项目总结 这项建议的目标是确定丝氨酸196位的lxrα磷酸化(S196)是否是 阿尔茨海默病(AD)的治疗干预。我们之前发表的研究表明，在 培养的巨噬细胞系和非磷酸化的心脏代谢性疾病的小鼠模型 LXRαS196A的形式对LXR调节的转录组重新编程，并产生更多抗炎 回应。此外，其他人之前的研究表明，lxrα是一个潜在的减少 APP/PS1转基因小鼠模型中LxRα基因缺失导致的神经炎症和AD病理 AD的激活可增加淀粉样斑块的数量，而激活则可减轻炎症反应。 原代胶质细胞培养为纤维淀粉样多肽。因为大多数AD风险基因座都是表达最高的基因 在小胶质细胞中，LXRα在小鼠和人小胶质细胞中都表达，我们假设减少 小胶质细胞中LXRα的磷酸化可抑制炎症反应，延缓AD进展。 为了测试这一点，我们将开发一种小鼠模型，该模型在上下文中包含小胶质细胞特异性LXRαS196A敲打信号 AD易感小鼠(APP/PS1)的斑块数量，并比较AD斑块的数量与野生型小鼠的斑块数量 控制。

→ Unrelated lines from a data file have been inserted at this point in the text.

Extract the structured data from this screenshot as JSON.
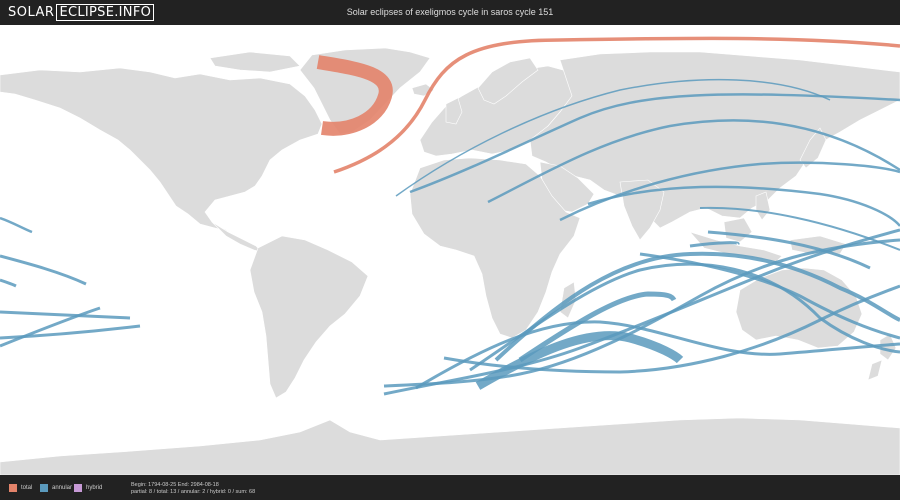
{
  "header": {
    "logo_part1": "SOLAR",
    "logo_part2": "ECLIPSE.INFO",
    "title": "Solar eclipses of exeligmos cycle in saros cycle 151"
  },
  "legend": {
    "total_label": "total",
    "annular_label": "annular",
    "hybrid_label": "hybrid",
    "total_color": "#e3836a",
    "annular_color": "#5b9abd",
    "hybrid_color": "#c79ad6"
  },
  "stats": {
    "line1": "Begin: 1794-08-25 End: 2984-08-18",
    "line2": "partial: 8 / total: 13 / annular: 2 / hybrid: 0 / sum: 68"
  },
  "map": {
    "land_color": "#dcdcdc",
    "border_color": "#ffffff",
    "ocean_color": "#ffffff"
  }
}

检查LXR的效果 αS196磷酸化对炎症基因表达的影响，我们将 从野生型和小胶质细胞特异性LXR获得原代胶质细胞培养 αS196A小鼠及其能力的测定 抑制炎症反应 纤维淀粉样多肽。我们还将执行初级的RNA-SEQ WT和LXRαS196A小鼠在没有和存在纤维淀粉样肽的情况下产生的小胶质细胞 揭示LXR调控的基因和途径 αS196磷酸化 可以被操控用于预防 和治疗目的。鉴于lxrα的炎症反应可以通过磷酸化来控制 我们还将测试促进野生非磷酸化形式的药物干预是否 LXR型α能保护APP/PS1小鼠免受AD病理的影响。成功完成的目标将决定 LXRα磷酸化是否是治疗AD的一个容易处理的靶点，因为它能够减少 炎性基因在大脑中的表达。